From left, Sens. Cory Booker, D-N.J., and Kamala Harris, D-Calif.; Rep. Al Green, D-Texas, and other congressional Democrats attend a news conference to unveil policing reform and equal justice legislation on Monday.

From left, Sens. Cory Booker, D-N.J., and Kamala Harris, D-Calif.; Rep. Al Green, D-Texas, and other congressional Democrats attend a news conference to unveil policing reform and equal justice legislation on Monday. Manuel Balce Ceneta / AP

Democrats Push Body Cameras for Federal Officers as Part of Police Reform Legislation

Employees have mixed reactions to proposals, which include new use-of-force standards for federal law enforcement.

Congressional Democrats are pushing for reforms to federal law enforcement, including requiring all uniformed officers to wear body cameras, as part of larger police reform legislation in the wake of nationwide protests against police brutality. 

In addition to the body and dashboard cameras, the 2020 Justice in Policing Act would require federal law enforcement officers to use de-escalation techniques and use deadly force only as a last resort. The measure, introduced Monday with 200 cosponsors in the House and Senate, follows international outrage over the police killing of George Floyd in Minnesota last month. The practices of federal officers have also come under scrutiny after President Trump deployed thousands of them around the country to quell mostly peaceful protests taking place in dozens of cities. 
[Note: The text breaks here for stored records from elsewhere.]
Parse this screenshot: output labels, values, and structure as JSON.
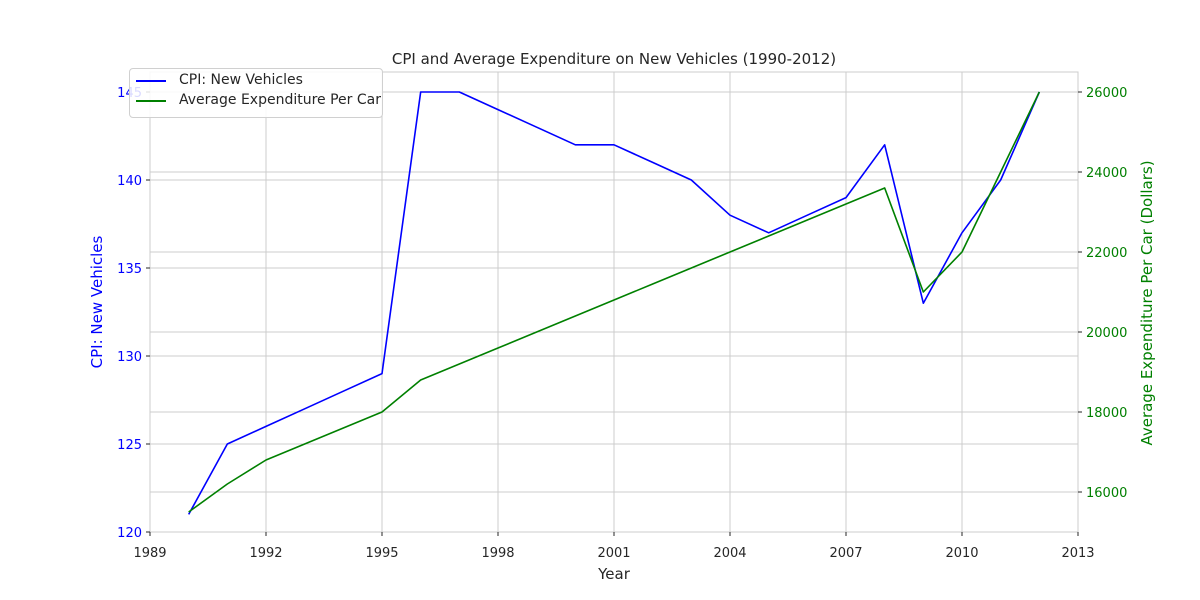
{
  "chart_data": {
    "type": "line",
    "title": "CPI and Average Expenditure on New Vehicles (1990-2012)",
    "xlabel": "Year",
    "ylabel_left": "CPI: New Vehicles",
    "ylabel_right": "Average Expenditure Per Car (Dollars)",
    "xlim": [
      1989,
      2013
    ],
    "ylim_left": [
      120,
      145
    ],
    "ylim_right": [
      15500,
      26000
    ],
    "x_ticks": [
      1989,
      1992,
      1995,
      1998,
      2001,
      2004,
      2007,
      2010,
      2013
    ],
    "y_ticks_left": [
      120,
      125,
      130,
      135,
      140,
      145
    ],
    "y_ticks_right": [
      16000,
      18000,
      20000,
      22000,
      24000,
      26000
    ],
    "grid": true,
    "legend_position": "top-left",
    "colors": {
      "left": "#0000ff",
      "right": "#008000"
    },
    "x": [
      1990,
      1991,
      1992,
      1993,
      1994,
      1995,
      1996,
      1997,
      1998,
      1999,
      2000,
      2001,
      2002,
      2003,
      2004,
      2005,
      2006,
      2007,
      2008,
      2009,
      2010,
      2011,
      2012
    ],
    "series": [
      {
        "name": "CPI: New Vehicles",
        "axis": "left",
        "color": "#0000ff",
        "values": [
          121,
          125,
          126,
          127,
          128,
          129,
          145,
          145,
          144,
          143,
          142,
          142,
          141,
          140,
          138,
          137,
          138,
          139,
          142,
          133,
          137,
          140,
          145
        ]
      },
      {
        "name": "Average Expenditure Per Car",
        "axis": "right",
        "color": "#008000",
        "values": [
          15500,
          16200,
          16800,
          17200,
          17600,
          18000,
          18800,
          19200,
          19600,
          20000,
          20400,
          20800,
          21200,
          21600,
          22000,
          22400,
          22800,
          23200,
          23600,
          21000,
          22000,
          24000,
          26000
        ]
      }
    ]
  }
}
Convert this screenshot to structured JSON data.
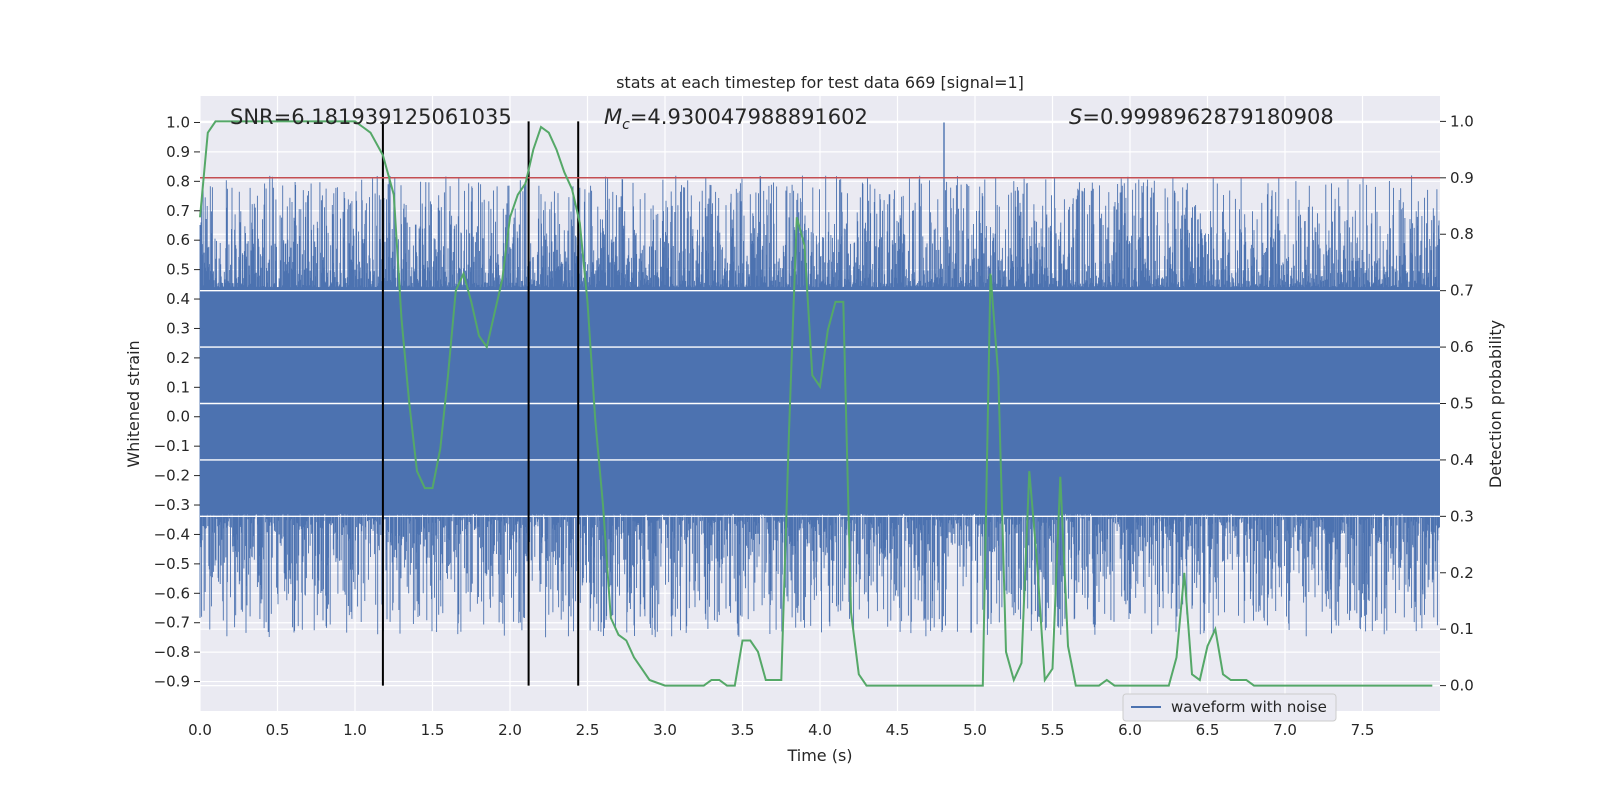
{
  "chart_data": {
    "type": "line",
    "title": "stats at each timestep for test data 669 [signal=1]",
    "xlabel": "Time (s)",
    "ylabel_left": "Whitened strain",
    "ylabel_right": "Detection probability",
    "xlim": [
      0.0,
      8.0
    ],
    "ylim_left": [
      -1.0,
      1.09
    ],
    "ylim_right": [
      -0.045,
      1.045
    ],
    "x_ticks": [
      "0.0",
      "0.5",
      "1.0",
      "1.5",
      "2.0",
      "2.5",
      "3.0",
      "3.5",
      "4.0",
      "4.5",
      "5.0",
      "5.5",
      "6.0",
      "6.5",
      "7.0",
      "7.5"
    ],
    "y_left_ticks": [
      "−0.9",
      "−0.8",
      "−0.7",
      "−0.6",
      "−0.5",
      "−0.4",
      "−0.3",
      "−0.2",
      "−0.1",
      "0.0",
      "0.1",
      "0.2",
      "0.3",
      "0.4",
      "0.5",
      "0.6",
      "0.7",
      "0.8",
      "0.9",
      "1.0"
    ],
    "y_right_ticks": [
      "0.0",
      "0.1",
      "0.2",
      "0.3",
      "0.4",
      "0.5",
      "0.6",
      "0.7",
      "0.8",
      "0.9",
      "1.0"
    ],
    "grid": true,
    "legend_position": "lower-center-right",
    "annotations": {
      "snr": "SNR=6.181939125061035",
      "mc_symbol": "M",
      "mc_sub": "c",
      "mc_value": "=4.930047988891602",
      "s_symbol": "S",
      "s_value": "=0.9998962879180908"
    },
    "threshold_right": 0.9,
    "vertical_markers": [
      1.18,
      2.12,
      2.44
    ],
    "series": [
      {
        "name": "waveform with noise",
        "axis": "left",
        "color": "#4c72b0",
        "summary": {
          "dense_band": [
            -0.33,
            0.44
          ],
          "max": 1.0,
          "min": -0.88,
          "samples": 16384
        }
      },
      {
        "axis": "right",
        "color": "#55a868",
        "x": [
          0.0,
          0.05,
          0.1,
          0.2,
          0.3,
          0.4,
          0.5,
          0.6,
          0.7,
          0.8,
          0.9,
          1.0,
          1.05,
          1.1,
          1.18,
          1.25,
          1.3,
          1.35,
          1.4,
          1.45,
          1.5,
          1.55,
          1.6,
          1.65,
          1.7,
          1.75,
          1.8,
          1.85,
          1.9,
          1.95,
          2.0,
          2.05,
          2.1,
          2.15,
          2.2,
          2.25,
          2.3,
          2.35,
          2.4,
          2.45,
          2.5,
          2.55,
          2.6,
          2.65,
          2.7,
          2.75,
          2.8,
          2.85,
          2.9,
          3.0,
          3.1,
          3.2,
          3.25,
          3.3,
          3.35,
          3.4,
          3.45,
          3.5,
          3.55,
          3.6,
          3.65,
          3.7,
          3.75,
          3.8,
          3.85,
          3.9,
          3.95,
          4.0,
          4.05,
          4.1,
          4.15,
          4.2,
          4.25,
          4.3,
          4.35,
          4.4,
          4.5,
          4.6,
          4.7,
          4.8,
          4.9,
          5.0,
          5.05,
          5.1,
          5.15,
          5.2,
          5.25,
          5.3,
          5.35,
          5.4,
          5.45,
          5.5,
          5.55,
          5.6,
          5.65,
          5.7,
          5.75,
          5.8,
          5.85,
          5.9,
          6.0,
          6.1,
          6.2,
          6.25,
          6.3,
          6.35,
          6.4,
          6.45,
          6.5,
          6.55,
          6.6,
          6.65,
          6.7,
          6.75,
          6.8,
          6.9,
          7.0,
          7.2,
          7.4,
          7.6,
          7.8,
          7.95
        ],
        "y": [
          0.83,
          0.98,
          1.0,
          1.0,
          1.0,
          1.0,
          1.0,
          1.0,
          1.0,
          1.0,
          1.0,
          1.0,
          0.99,
          0.98,
          0.94,
          0.87,
          0.65,
          0.5,
          0.38,
          0.35,
          0.35,
          0.42,
          0.55,
          0.7,
          0.73,
          0.68,
          0.62,
          0.6,
          0.66,
          0.72,
          0.83,
          0.87,
          0.89,
          0.95,
          0.99,
          0.98,
          0.95,
          0.91,
          0.88,
          0.82,
          0.68,
          0.47,
          0.32,
          0.12,
          0.09,
          0.08,
          0.05,
          0.03,
          0.01,
          0.0,
          0.0,
          0.0,
          0.0,
          0.01,
          0.01,
          0.0,
          0.0,
          0.08,
          0.08,
          0.06,
          0.01,
          0.01,
          0.01,
          0.45,
          0.83,
          0.78,
          0.55,
          0.53,
          0.63,
          0.68,
          0.68,
          0.13,
          0.02,
          0.0,
          0.0,
          0.0,
          0.0,
          0.0,
          0.0,
          0.0,
          0.0,
          0.0,
          0.0,
          0.73,
          0.55,
          0.06,
          0.01,
          0.04,
          0.38,
          0.22,
          0.01,
          0.03,
          0.37,
          0.07,
          0.0,
          0.0,
          0.0,
          0.0,
          0.01,
          0.0,
          0.0,
          0.0,
          0.0,
          0.0,
          0.05,
          0.2,
          0.02,
          0.01,
          0.07,
          0.1,
          0.02,
          0.01,
          0.01,
          0.01,
          0.0,
          0.0,
          0.0,
          0.0,
          0.0,
          0.0,
          0.0,
          0.0
        ]
      }
    ]
  }
}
“We are here today with common-sense solutions, at least at the federal level, to hold police accountable,” said Sen. Kamala Harris, D-Calif., who helped introduce the bill in the Senate. 

Police forces have increasingly turned to body cameras to boost transparency and accountability for officer actions, but there is no current requirement for officers at the federal level. The Border Patrol has experimented with body cameras, completing two pilot programs to test the technology. It has not adopted their use, though it issued a request for information for body cameras last year. 

In addition to body-worn cameras, the legislation would require federal police vehicles to have dashboard cameras mounted. The bill would task the Government Accountability Office with launching an investigation into the federal officers’ training, vehicle pursuits and use of force. Federal law enforcement personnel would face a ban on using chokeholds and similar tactics to restrain individuals they are detaining. The measure would require bias and duty to intervene training for federal officers, ban “no-knock warrants” in federal drug cases and change federal personnel’s use of force standard from when it is “reasonable” to when it is “necessary to prevent death or serious bodily injury.” 

Larry Cosme, president of the Federal Law Enforcement Officers Association, took issue with many provisions of the bill and said reform efforts would be more effective if stakeholders were engaged in the drafting process. On the issue of body cameras, Cosme said he would support it for some officers but not agents in investigatory roles who deal with confidential informants. He suggested U.S. Capitol Police and the Interior Department’s Park Police begin using the cameras as a pilot. Cosme added FLEOA was “totally against” changes to the use of force standards for federal officers.  

“What’s next, we're going to be giving out flowers to anyone attacking an individual?” he asked. “At the end of the day if you’re meeting a deadly force threat, you have to deploy deadly force.” Cosme added, “You’re talking split second decisions.” He further suggested federal officers should not be subject to a “complete ban” on chokeholds, noting every situation is different and they are sometimes necessary. Their use has faced severe criticism after police officers deploying the tactic killed unarmed individuals in several high-profile incidents caught on video.   

Cosme, a federal agent for nearly three decades, most recently with Homeland Security Investigations, supports more training for federal officers throughout their careers. That can include deescalation tactics, he said, but they should not be the primary focus. 

Joe Murphy, president of American Federation of Government Employees council that represents Federal Protective Service officers at the Homeland Security Department, said he and the officers he represents are eager to use body cameras. 

“I am in support of [officers] wearing them and our members have asked for them over the years,” Murphy said. “Some have even volunteered to pay for their own, [but] we are currently forbidden from wearing them or having one mounted in our patrol cars.”

Murphy added certain concerns about privacy in confidential spaces and with regard to personal phone calls and other conversations could be easily addressed in legislation. 

A DHS advisory panel found in 2015 that Customs and Border Protection should consider outfitting its law enforcement personnel with body cameras. The panel also suggested use of force changes, prohibitions on when to deploy firearms and a large surge in internal affairs investigators. CBP has implemented some of those reforms—leading to declines in shootings by officers—but has resisted others.